Even in this year of years, dedicated to vision-broadening and mind-opening, I’m falling behind on my moviegoing. It cannot be helped when you have a small child — when you add the babysitting surcharge to most movies, they become indefensible. Perhaps “Thirteen” is worth $16 or so for two people to see, but is it worth $35, the cost when you throw in three hours of babysitting? No. And so, when my screenwriting prof opens class, as he usually does, by asking, “What did everyone see this week?” I have to answer, in a small voice, “Something on video.”

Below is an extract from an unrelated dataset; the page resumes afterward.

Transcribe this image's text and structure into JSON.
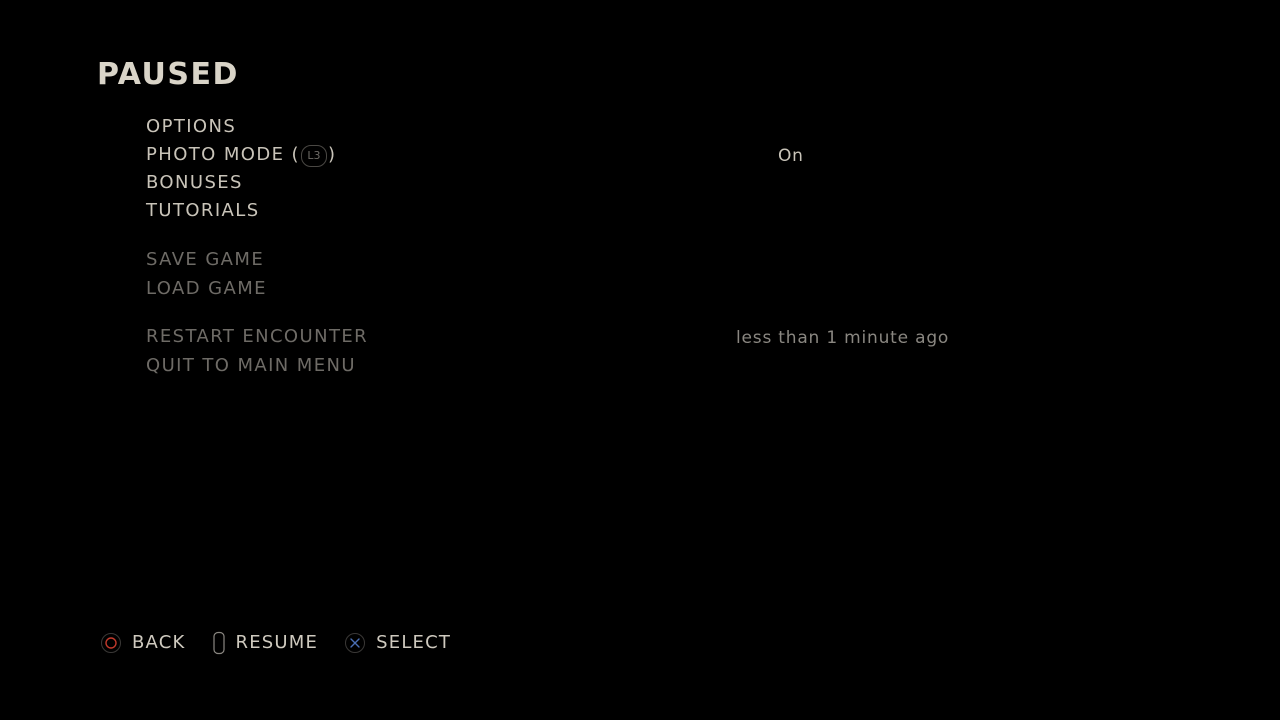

I’m dedicated to changing this, but it’s only October and already I’m behind on “American Splendor” and “Lost in Translation,” and holy Toledo, but “Kill Bill” opens this weekend, too. But I’m fortunate to have the resources of the many U of M libraries as close as my M-Card, so today I took advantage of a long lunch break to take in “Series 7,” an indie production from 2001 so obscure it didn’t even play the art-house circuit.
It’s a ultra-low-budget, ultra-high-satire take on reality TV, and had the good fortune of debuting a few weeks ahead of the first “Survivor,” so somehow the idea of a show where real people have to kill one another on camera didn’t seem quite so outrageous. It was a pretty thin joke, though, and I have to say, it was probably lost in the crowd for a reason. Mike Myers can make one joke last 90 minutes, but he’s a professional.
This weekend, up north, we watched “American Beauty,” which we’re using in my screenwriting class. That one I did see in theatrical release, and liked it less this time. Why is satirizing American suburbia considered this huge, insightful accomplishment? The Marine is a secret queer? You don’t say?!? I mean, talk about a fish, a barrel and a smoking gun, you know? But it’s a lovely movie, and Kevin Spacey rocks the llama’s ass.
The point of all this is, former Fellow Ron and I want to write a screenplay together from the ultra-high-satire perspective, so I thought “Series 7” might be useful. And it is. In its own way.